The fact that high exposure to all the media included in this analysis did not correspond to low misconceptions about TB transmission could be an indication of their ineffectiveness in reaching out to the majority of the population that requires such information. It therefore portends that other channels such as using religious gatherings and community durbars could be other alternatives that can be exploited for TB-related IEC.

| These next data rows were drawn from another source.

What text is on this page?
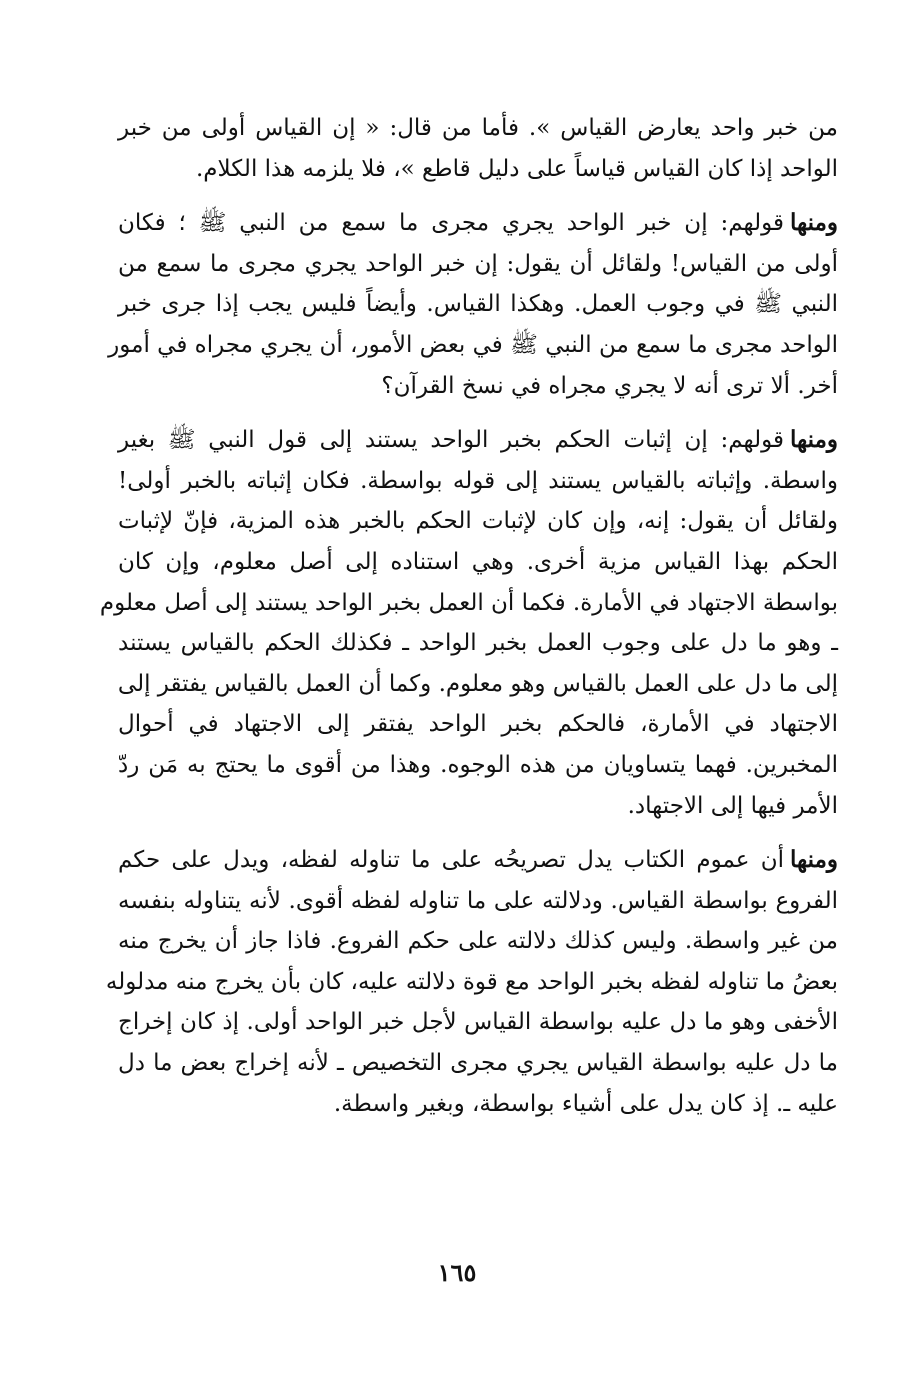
من خبر واحد يعارض القياس ». فأما من قال: « إن القياس أولى من خبر
الواحد إذا كان القياس قياساً على دليل قاطع »، فلا يلزمه هذا الكلام.
ومنهاقولهم: إن خبر الواحد يجري مجرى ما سمع من النبي ﷺ ؛ فكان
أولى من القياس! ولقائل أن يقول: إن خبر الواحد يجري مجرى ما سمع من
النبي ﷺ في وجوب العمل. وهكذا القياس. وأيضاً فليس يجب إذا جرى خبر
الواحد مجرى ما سمع من النبي ﷺ في بعض الأمور، أن يجري مجراه في أمور
أخر. ألا ترى أنه لا يجري مجراه في نسخ القرآن؟
ومنهاقولهم: إن إثبات الحكم بخبر الواحد يستند إلى قول النبي ﷺ بغير
واسطة. وإثباته بالقياس يستند إلى قوله بواسطة. فكان إثباته بالخبر أولى!
ولقائل أن يقول: إنه، وإن كان لإثبات الحكم بالخبر هذه المزية، فإنّ لإثبات
الحكم بهذا القياس مزية أخرى. وهي استناده إلى أصل معلوم، وإن كان
بواسطة الاجتهاد في الأمارة. فكما أن العمل بخبر الواحد يستند إلى أصل معلوم
ـ وهو ما دل على وجوب العمل بخبر الواحد ـ فكذلك الحكم بالقياس يستند
إلى ما دل على العمل بالقياس وهو معلوم. وكما أن العمل بالقياس يفتقر إلى
الاجتهاد في الأمارة، فالحكم بخبر الواحد يفتقر إلى الاجتهاد في أحوال
المخبرين. فهما يتساويان من هذه الوجوه. وهذا من أقوى ما يحتج به مَن ردّ
الأمر فيها إلى الاجتهاد.
ومنهاأن عموم الكتاب يدل تصريحُه على ما تناوله لفظه، ويدل على حكم
الفروع بواسطة القياس. ودلالته على ما تناوله لفظه أقوى. لأنه يتناوله بنفسه
من غير واسطة. وليس كذلك دلالته على حكم الفروع. فاذا جاز أن يخرج منه
بعضُ ما تناوله لفظه بخبر الواحد مع قوة دلالته عليه، كان بأن يخرج منه مدلوله
الأخفى وهو ما دل عليه بواسطة القياس لأجل خبر الواحد أولى. إذ كان إخراج
ما دل عليه بواسطة القياس يجري مجرى التخصيص ـ لأنه إخراج بعض ما دل
عليه ـ. إذ كان يدل على أشياء بواسطة، وبغير واسطة.
١٦٥
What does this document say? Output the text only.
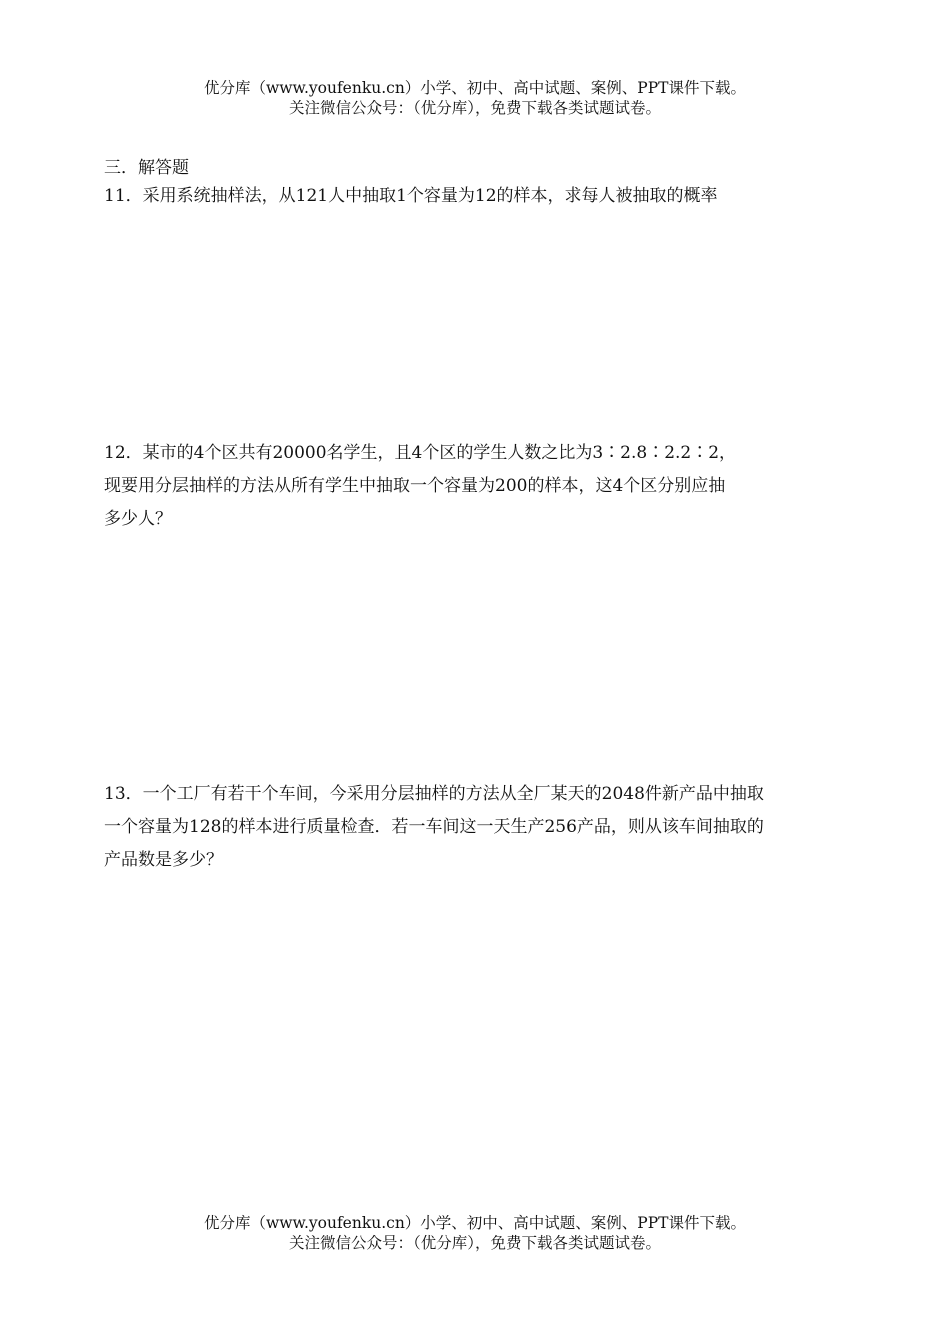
优分库（www.youfenku.cn）小学、初中、高中试题、案例、PPT课件下载。
关注微信公众号：（优分库），免费下载各类试题试卷。
三．解答题
11．采用系统抽样法，从121人中抽取1个容量为12的样本，求每人被抽取的概率
12．某市的4个区共有20000名学生，且4个区的学生人数之比为3∶2.8∶2.2∶2，
现要用分层抽样的方法从所有学生中抽取一个容量为200的样本，这4个区分别应抽
多少人？
13．一个工厂有若干个车间，今采用分层抽样的方法从全厂某天的2048件新产品中抽取
一个容量为128的样本进行质量检查．若一车间这一天生产256产品，则从该车间抽取的
产品数是多少？
优分库（www.youfenku.cn）小学、初中、高中试题、案例、PPT课件下载。
关注微信公众号：（优分库），免费下载各类试题试卷。
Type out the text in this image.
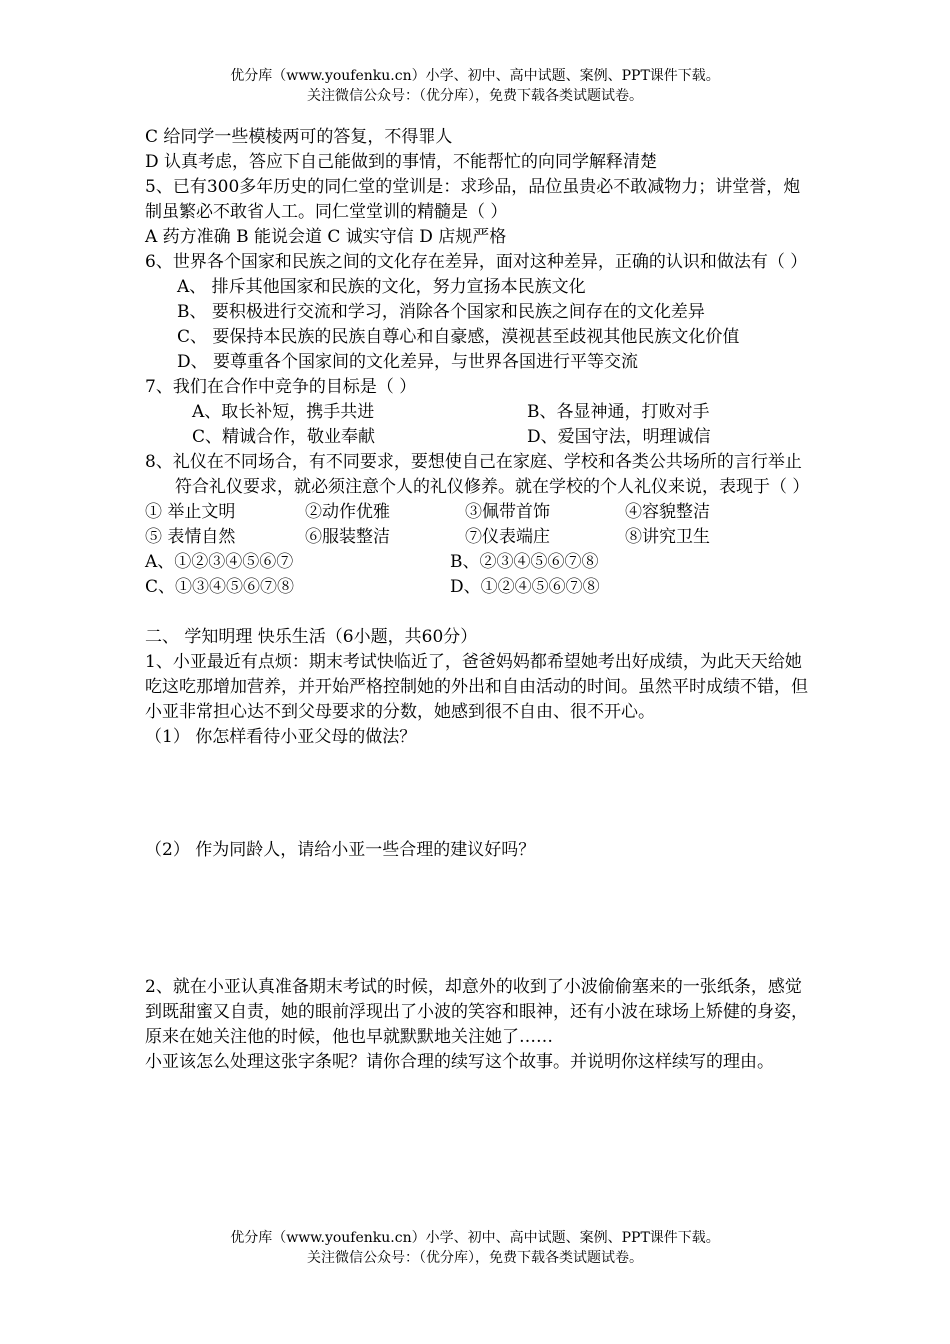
优分库（www.youfenku.cn）小学、初中、高中试题、案例、PPT课件下载。
关注微信公众号：（优分库），免费下载各类试题试卷。
C 给同学一些模棱两可的答复，不得罪人
D 认真考虑，答应下自己能做到的事情，不能帮忙的向同学解释清楚
5、已有300多年历史的同仁堂的堂训是：求珍品，品位虽贵必不敢减物力；讲堂誉，炮制虽繁必不敢省人工。同仁堂堂训的精髓是（ ）
A 药方准确 B 能说会道 C 诚实守信 D 店规严格
6、世界各个国家和民族之间的文化存在差异，面对这种差异，正确的认识和做法有（ ）
A、 排斥其他国家和民族的文化，努力宣扬本民族文化
B、 要积极进行交流和学习，消除各个国家和民族之间存在的文化差异
C、 要保持本民族的民族自尊心和自豪感，漠视甚至歧视其他民族文化价值
D、 要尊重各个国家间的文化差异，与世界各国进行平等交流
7、我们在合作中竞争的目标是（ ）
A、取长补短，携手共进	B、各显神通，打败对手
C、精诚合作，敬业奉献	D、爱国守法，明理诚信
8、礼仪在不同场合，有不同要求，要想使自己在家庭、学校和各类公共场所的言行举止符合礼仪要求，就必须注意个人的礼仪修养。就在学校的个人礼仪来说，表现于（ ）
① 举止文明	②动作优雅	③佩带首饰	④容貌整洁
⑤ 表情自然	⑥服装整洁	⑦仪表端庄	⑧讲究卫生
A、①②③④⑤⑥⑦	B、②③④⑤⑥⑦⑧
C、①③④⑤⑥⑦⑧	D、①②④⑤⑥⑦⑧
二、 学知明理 快乐生活（6小题，共60分）
1、小亚最近有点烦：期末考试快临近了，爸爸妈妈都希望她考出好成绩，为此天天给她吃这吃那增加营养，并开始严格控制她的外出和自由活动的时间。虽然平时成绩不错，但小亚非常担心达不到父母要求的分数，她感到很不自由、很不开心。
（1） 你怎样看待小亚父母的做法？
（2） 作为同龄人，请给小亚一些合理的建议好吗？
2、就在小亚认真准备期末考试的时候，却意外的收到了小波偷偷塞来的一张纸条，感觉到既甜蜜又自责，她的眼前浮现出了小波的笑容和眼神，还有小波在球场上矫健的身姿，原来在她关注他的时候，他也早就默默地关注她了……
小亚该怎么处理这张字条呢？请你合理的续写这个故事。并说明你这样续写的理由。
优分库（www.youfenku.cn）小学、初中、高中试题、案例、PPT课件下载。
关注微信公众号：（优分库），免费下载各类试题试卷。
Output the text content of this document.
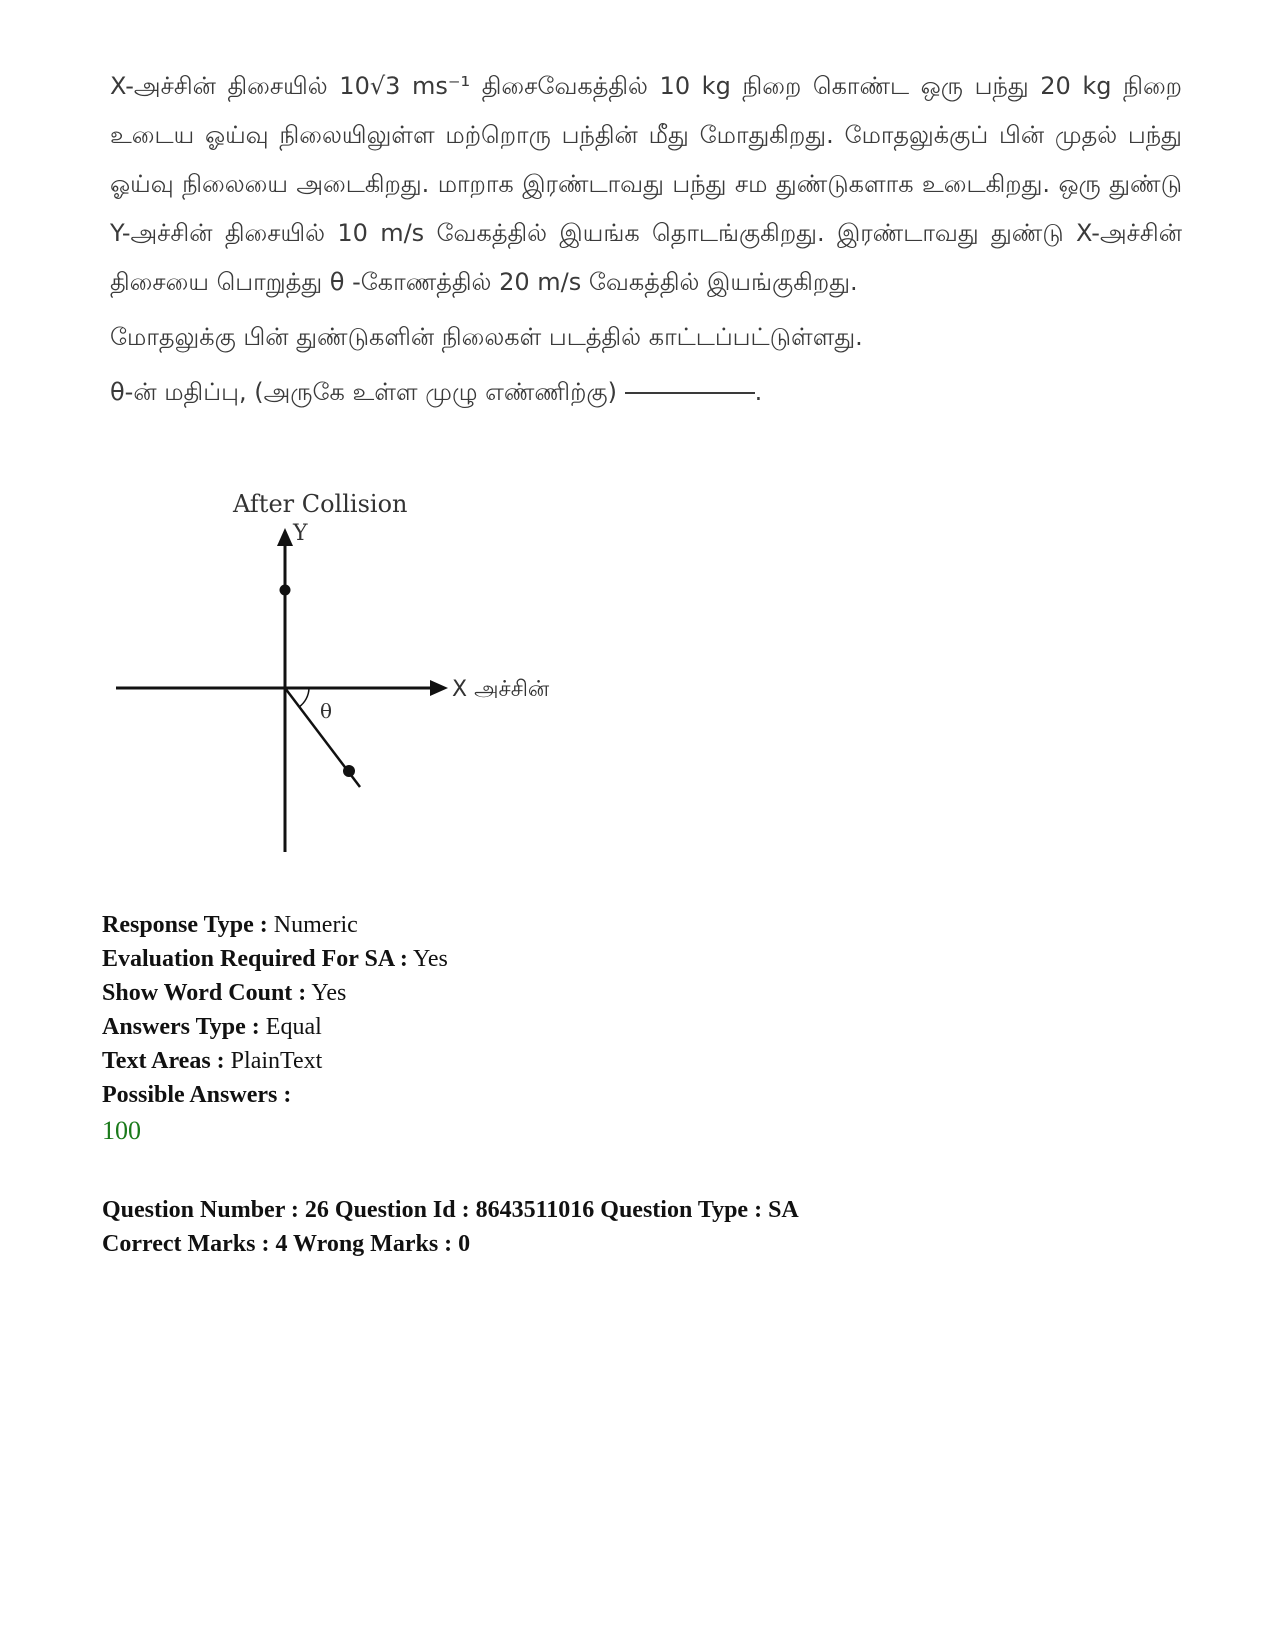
X-அச்சின் திசையில் 10√3 ms⁻¹ திசைவேகத்தில் 10 kg நிறை கொண்ட ஒரு பந்து 20 kg நிறை உடைய ஓய்வு நிலையிலுள்ள மற்றொரு பந்தின் மீது மோதுகிறது. மோதலுக்குப் பின் முதல் பந்து ஓய்வு நிலையை அடைகிறது. மாறாக இரண்டாவது பந்து சம துண்டுகளாக உடைகிறது. ஒரு துண்டு Y-அச்சின் திசையில் 10 m/s வேகத்தில் இயங்க தொடங்குகிறது. இரண்டாவது துண்டு X-அச்சின் திசையை பொறுத்து θ -கோணத்தில் 20 m/s வேகத்தில் இயங்குகிறது.

மோதலுக்கு பின் துண்டுகளின் நிலைகள் படத்தில் காட்டப்பட்டுள்ளது.

θ-ன் மதிப்பு, (அருகே உள்ள முழு எண்ணிற்கு)	.

After Collision
Y
X அச்சின்
θ
Response Type : Numeric
Evaluation Required For SA : Yes
Show Word Count : Yes
Answers Type : Equal
Text Areas : PlainText
Possible Answers :
100
Question Number : 26 Question Id : 8643511016 Question Type : SA
Correct Marks : 4 Wrong Marks : 0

Some limitations of the study should be taken into account. First, the questions used to measure myths and misconceptions as captured in the 2008 GDHS were adopted from questions that have been extensively used to measure myths and misconceptions about HIV and their validity are not in doubt [31]. However, it must be borne in mind that the “truthfulness” of responses provided by respondents in a survey like the DHS is difficult to ascertain. Several factors such as respondents not paying significant attention to the questions, or on a particular aspect of the questionnaire, could compromise the ‘quality’ of responses that were provided [3234]. Nonetheless, ICF Macro International in collaboration with local data collection agencies has taken measures to improve the reliability and validity of findings obtained from the DHS. Some of these measures include the translation of questionnaires into local languages coupled with the use of field assistants who are competently fluent in the local languages of localities that were sampled into the survey. Although not entirely related, a multi-country study that examined sexual behaviour using DHS data found high levels of validity of the measures of sexual behaviour. These observations point to minimal problems associated with the validity of responses generated from the DHS [35]. A recent analysis of some popular questions that are used to measure misconceptions about HIV, which have been adopted for TB, also found positive indications about validity [36]. Second, our use of a cross sectional data limits us to make any causal claims, thus, does not allow deeper understanding into the issues we have analysed in this paper. What we have presented in this article only points to associations. The nationally representative nature of the survey also provides indications about populations who require attention in IEC meant to reduce myths and misconceptions relative to TB transmission. Characteristic of knowledge, attitudes and practices (KAP) survey data, the study affords us insights into identifying some spatial, socioeconomic and demographic features of populations who can be targeted with educational messages in respect of myths and misconceptions about TB transmission.

Conclusion

This study examined some key drivers of myths and misconceptions about TB transmission using a representative sample of Ghanaians between 15 and 59 years. Myths and misconceptions persist in the general population but this varies by spatial, socioeconomic, and demographic characteristics. Particularly, wide significant spatial differences in myths and misconceptions are observed. It is therefore recommended that behavioural change communication messages on TB should be segmented based on individual (for instance, education, sex) and communal (e.g. region of residence, urban–rural) characteristics so as to make the greatest impacts.